Chapter 232: The Explosion

Author: Clare
last update Huling Na-update: 2025-12-15 15:50:57

The smirk on Sabatine’s face was the punctuation on Anton’s refusal. It was the period, the exclamation point, the end of Kaine’s elegant narrative. In that silent, golden vault, the calculus of betrayal and self-interest had been annihilated by a loyalty the ghost could not fathom.

Kaine’s eyes, pale and depthless, held Anton’s for a fraction of a second longer. There was no rage there, no shouted ultimatum. Only a cold, clinical acceptance of a failed hypothesis. When leverage and logic failed, one returned to first principles: force, chaos, and the introduction of new, uncontrollable variables.

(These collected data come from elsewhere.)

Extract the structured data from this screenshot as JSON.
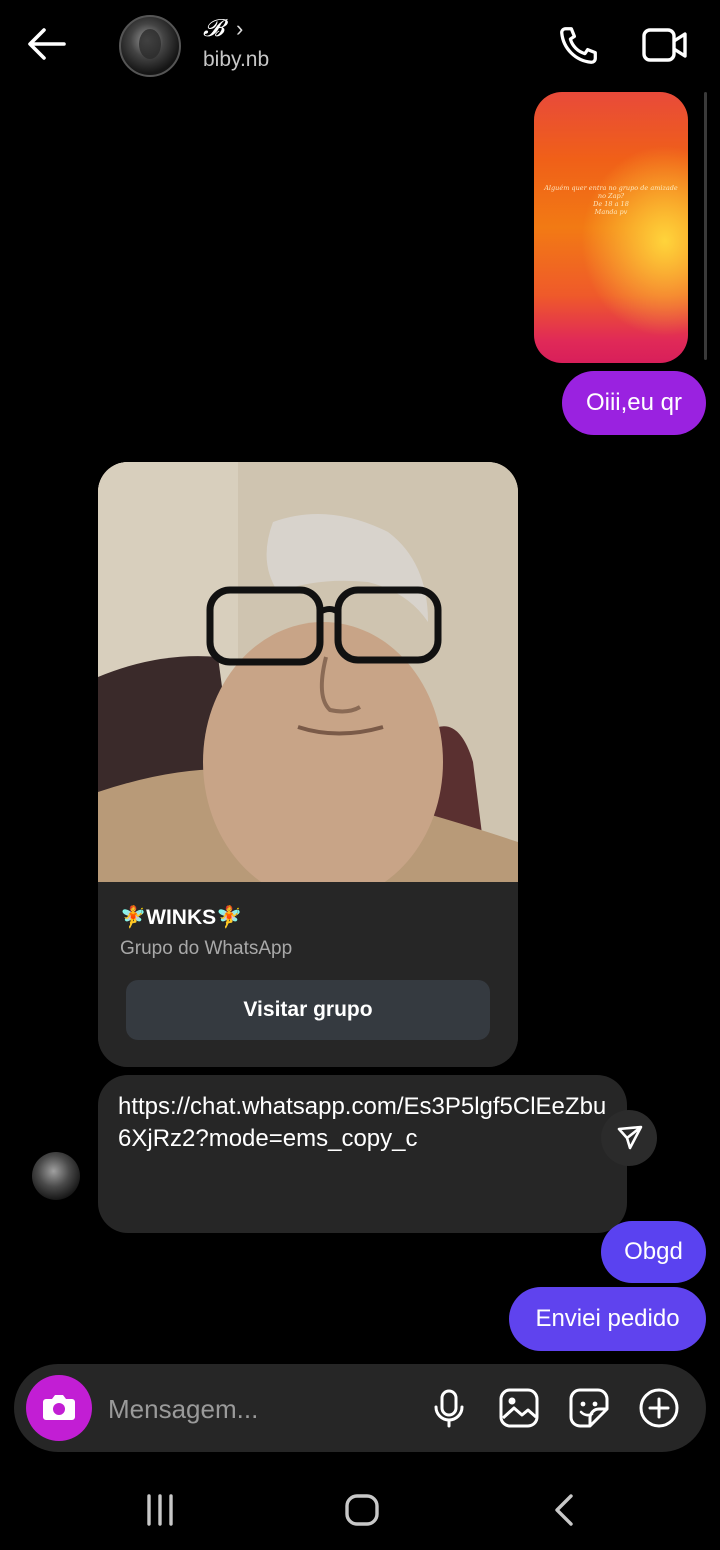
{
  "header": {
    "name": "𝓑",
    "chevron": "›",
    "username": "biby.nb",
    "icons": [
      "back-arrow-icon",
      "avatar",
      "phone-icon",
      "video-camera-icon"
    ]
  },
  "story": {
    "text_lines": [
      "Alguém quer entra no grupo de amizade no Zap?",
      "De 18 a 18",
      "Manda pv"
    ]
  },
  "messages": {
    "outgoing_1": "Oiii,eu qr",
    "wa_card": {
      "title": "🧚WINKS🧚",
      "subtitle": "Grupo do WhatsApp",
      "button_label": "Visitar grupo"
    },
    "link": "https://chat.whatsapp.com/Es3P5lgf5ClEeZbu6XjRz2?mode=ems_copy_c",
    "outgoing_2": "Obgd",
    "outgoing_3": "Enviei pedido"
  },
  "composer": {
    "placeholder": "Mensagem...",
    "icons": [
      "camera-icon",
      "microphone-icon",
      "gallery-icon",
      "sticker-icon",
      "plus-icon"
    ]
  },
  "navbar": {
    "icons": [
      "recent-apps-icon",
      "home-icon",
      "back-icon"
    ]
  },
  "colors": {
    "outgoing_purple": "#9a22e0",
    "outgoing_blue": "#5a42f0",
    "camera_magenta": "#c21ed4",
    "bubble_dark": "#262626"
  }
}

His thumb moved on the remote.

But not on the button for the thermite under the dais.

He pressed a different sequence, almost leisurely.

For a heartbeat, nothing happened. The vault remained a silent, gilded tomb.

Then the world tore itself apart.

It wasn’t a single, massive detonation. It was a series of them—sharp, concussive THUMP-THUMP-THUMP that came from the walls, the floor, the very structure of the chamber. Kaine hadn’t just rigged the dais. He had seeded the primary vault with shaped charges, a sculptor’s tools for demolition.

The marble walls didn’t shatter; they cracked, great lightning forks of black racing through the gold-veined stone. The ornate safety deposit boxes were vomited from their housings in a hail of twisted metal and spinning antique keys. The domed ceiling groaned, and a rain of dust and fractured mosaic tiles pattered down.

The floor beneath Anton’s feet didn’t just shake; it buckled. A jagged fissure ripped open between him and Sabatine, splitting the black onyx dais in two with a sound like a mountain breaking. The crystal dome over the prototype shattered, and the chip itself tumbled into the newly born crevice, disappearing into the darkness below.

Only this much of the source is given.